The game ended… Michigan won… and everyone left. I just sat in my seat bawling. Every time I heard myself sob, the noise made me laugh, and then I'd start cracking up! So I was having these laugh sobbing convulsions. SO. MUCH. BLISS. Truly, one of the biggest states of joy I've experienced. I was so happy, feeling all the emotions from the years of growing up at that stadium. Throughout my entire life, I've had so many magical experiences at the Big House. Core memories came rushing back, I could even feel other fans' memories and emotions. I experienced collegiate pride for the first time in well over a decade. So much raw energy was coursing through me.
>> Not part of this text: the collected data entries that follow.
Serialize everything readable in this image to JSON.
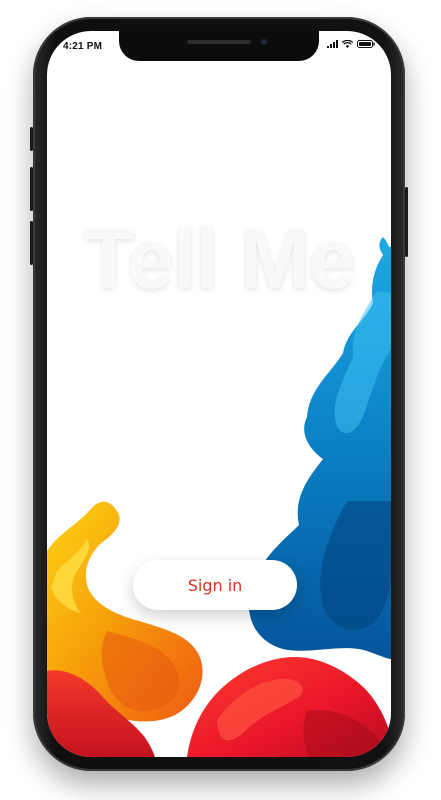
{
  "status_bar": {
    "time": "4:21 PM",
    "icons": [
      "signal-icon",
      "wifi-icon",
      "battery-icon"
    ]
  },
  "app": {
    "title": "Tell Me",
    "sign_in_label": "Sign in"
  },
  "colors": {
    "accent_text": "#d9321f",
    "ink_blue": "#0a7fc4",
    "ink_red": "#e8162a",
    "ink_orange": "#f47a0c",
    "ink_yellow": "#f9c10a"
  }
}
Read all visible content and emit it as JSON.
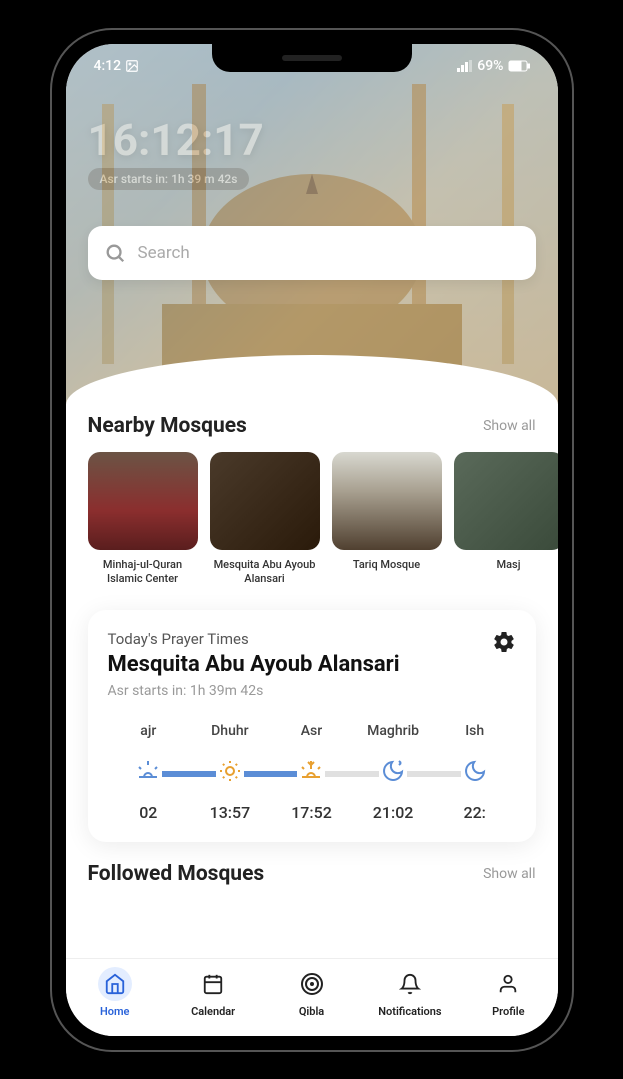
{
  "status": {
    "time": "4:12",
    "battery": "69%"
  },
  "hero": {
    "clock": "16:12:17",
    "countdown": "Asr starts in: 1h 39 m 42s",
    "search_placeholder": "Search"
  },
  "nearby": {
    "title": "Nearby Mosques",
    "show_all": "Show all",
    "items": [
      {
        "name": "Minhaj-ul-Quran Islamic Center"
      },
      {
        "name": "Mesquita Abu Ayoub Alansari"
      },
      {
        "name": "Tariq Mosque"
      },
      {
        "name": "Masj"
      }
    ]
  },
  "prayer": {
    "label": "Today's Prayer Times",
    "mosque": "Mesquita Abu Ayoub Alansari",
    "sub": "Asr starts in: 1h 39m 42s",
    "times": [
      {
        "name": "ajr",
        "time": "02"
      },
      {
        "name": "Dhuhr",
        "time": "13:57"
      },
      {
        "name": "Asr",
        "time": "17:52"
      },
      {
        "name": "Maghrib",
        "time": "21:02"
      },
      {
        "name": "Ish",
        "time": "22:"
      }
    ]
  },
  "followed": {
    "title": "Followed Mosques",
    "show_all": "Show all"
  },
  "tabs": {
    "home": "Home",
    "calendar": "Calendar",
    "qibla": "Qibla",
    "notifications": "Notifications",
    "profile": "Profile"
  }
}
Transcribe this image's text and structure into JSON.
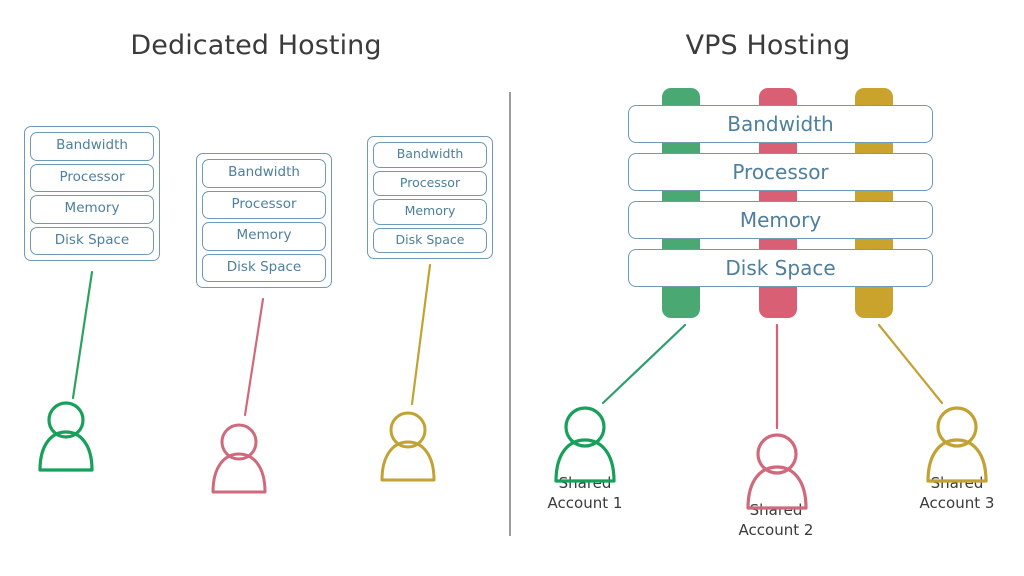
{
  "titles": {
    "dedicated": "Dedicated Hosting",
    "vps": "VPS Hosting"
  },
  "resources": [
    "Bandwidth",
    "Processor",
    "Memory",
    "Disk Space"
  ],
  "dedicated": {
    "servers": [
      {
        "id": "server-1",
        "resources": [
          "Bandwidth",
          "Processor",
          "Memory",
          "Disk Space"
        ],
        "accent": "#2aa35e"
      },
      {
        "id": "server-2",
        "resources": [
          "Bandwidth",
          "Processor",
          "Memory",
          "Disk Space"
        ],
        "accent": "#cf6a7c"
      },
      {
        "id": "server-3",
        "resources": [
          "Bandwidth",
          "Processor",
          "Memory",
          "Disk Space"
        ],
        "accent": "#c2a232"
      }
    ]
  },
  "vps": {
    "rows": [
      "Bandwidth",
      "Processor",
      "Memory",
      "Disk Space"
    ],
    "bars": [
      {
        "color": "#4aa873"
      },
      {
        "color": "#d85f74"
      },
      {
        "color": "#c9a32c"
      }
    ],
    "accounts": [
      {
        "label": "Shared\nAccount 1",
        "color": "#16a05a"
      },
      {
        "label": "Shared\nAccount 2",
        "color": "#cf6a7c"
      },
      {
        "label": "Shared\nAccount 3",
        "color": "#c2a232"
      }
    ]
  },
  "colors": {
    "box_border": "#6f9ab3",
    "box_text": "#4e7f9c",
    "title_text": "#3b3b3b",
    "divider": "#9b9b9b",
    "green": "#4aa873",
    "red": "#d85f74",
    "yellow": "#c9a32c",
    "background": "#ffffff"
  }
}
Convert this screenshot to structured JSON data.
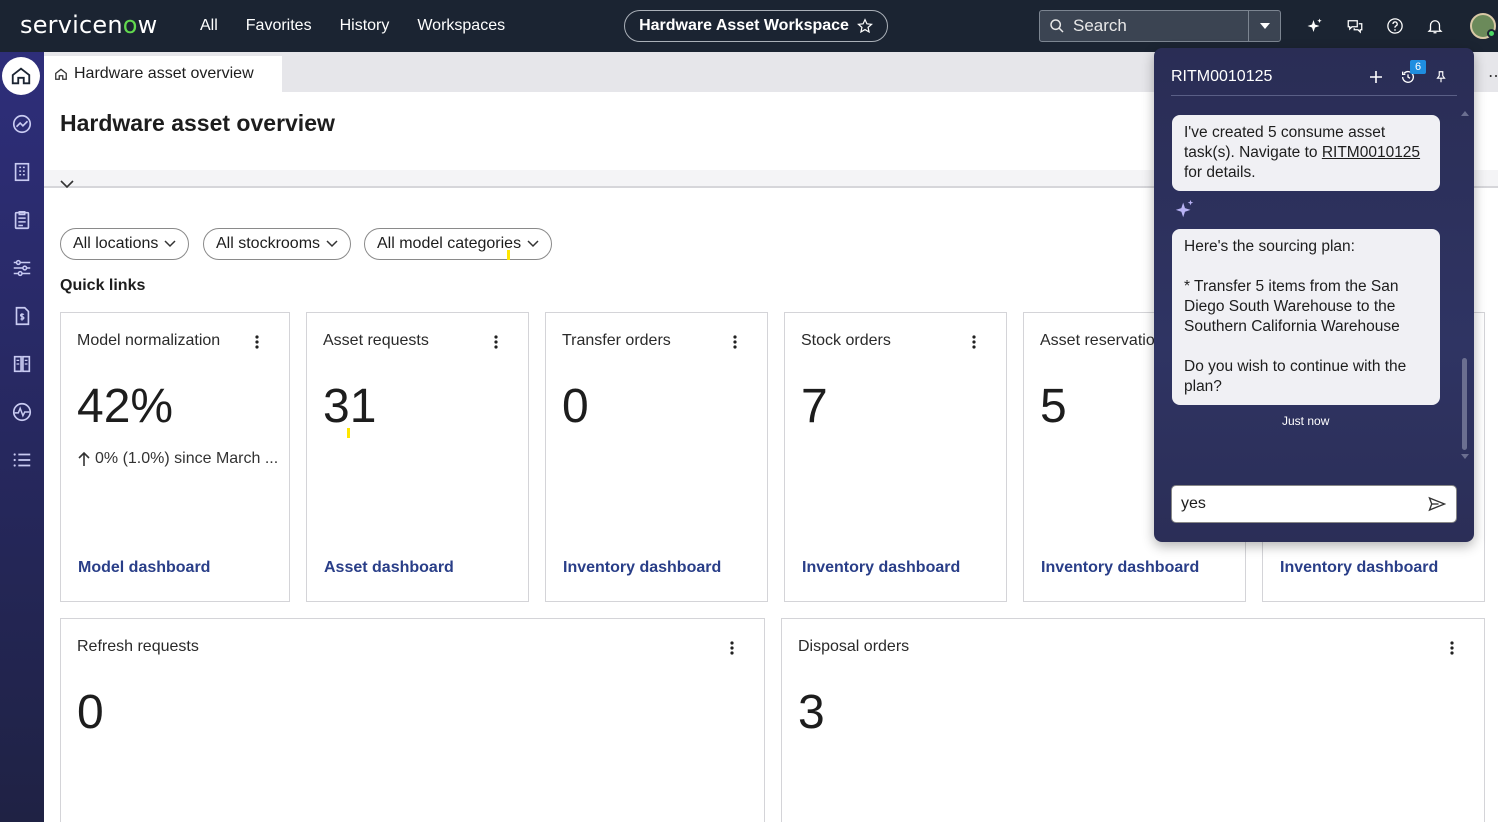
{
  "topnav": {
    "logo_text": "servicenow",
    "links": [
      "All",
      "Favorites",
      "History",
      "Workspaces"
    ],
    "workspace_title": "Hardware Asset Workspace",
    "search_placeholder": "Search"
  },
  "tab": {
    "label": "Hardware asset overview"
  },
  "page": {
    "title": "Hardware asset overview"
  },
  "filters": [
    "All locations",
    "All stockrooms",
    "All model categories"
  ],
  "quick_links_label": "Quick links",
  "cards_row1": [
    {
      "title": "Model normalization",
      "value": "42%",
      "sub": "0% (1.0%) since March ...",
      "link": "Model dashboard"
    },
    {
      "title": "Asset requests",
      "value": "31",
      "link": "Asset dashboard"
    },
    {
      "title": "Transfer orders",
      "value": "0",
      "link": "Inventory dashboard"
    },
    {
      "title": "Stock orders",
      "value": "7",
      "link": "Inventory dashboard"
    },
    {
      "title": "Asset reservatio",
      "value": "5",
      "link": "Inventory dashboard"
    },
    {
      "link": "Inventory dashboard"
    }
  ],
  "cards_row2": [
    {
      "title": "Refresh requests",
      "value": "0"
    },
    {
      "title": "Disposal orders",
      "value": "3"
    }
  ],
  "assistant": {
    "title": "RITM0010125",
    "history_count": "6",
    "msg1_a": "I've created 5 consume asset task(s). Navigate to ",
    "msg1_link": "RITM0010125",
    "msg1_b": " for details.",
    "msg2_l1": "Here's the sourcing plan:",
    "msg2_l2": "* Transfer 5 items from the San Diego South Warehouse to the Southern California Warehouse",
    "msg2_l3": "Do you wish to continue with the plan?",
    "timestamp": "Just now",
    "input_value": "yes"
  }
}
Photo evidence of laugh sobbing.
As I was exiting the stadium, I heard the Michigan marching band and boogied my way around the giant stadium ring (on the inside) to see the band face-on for their final 4 songs. It was so fantastic. During the alumni song I started bawling again. It felt so good to experience such a fantastic release. All that pent up energy and tension needed to dissipate. And I felt so good - so much gratitude, so much happiness.

I did this for me. I went to the game because I wanted to - that's where I was being called to. Not only did I have so much fun, experienced so much pride, and so much joy (especially because Michigan did win!) - but I had a big epiphany about how sports and spirituality can go together. Since the game, I've been paying more attention to college football, the NFL, and playoff baseball. If you're a fan of sports, are you able to stay high vibrational during the games? Is it FUN? Are you ever stressed, angry, upset, or full of hate? I encourage all of us to dig deep and work on eliminating associating those feelings with sports or for the "other" team. Instead, if we can remain positive, hopeful, and happy during the games, then we can really spread a lot of joy and love - one of my biggest lifelong goals.

Thank you, Dan-O and Faith, for sharing your tickets with me!
I'm so grateful we got to spend time together while I was in Michigan, even if it wasn't at the game.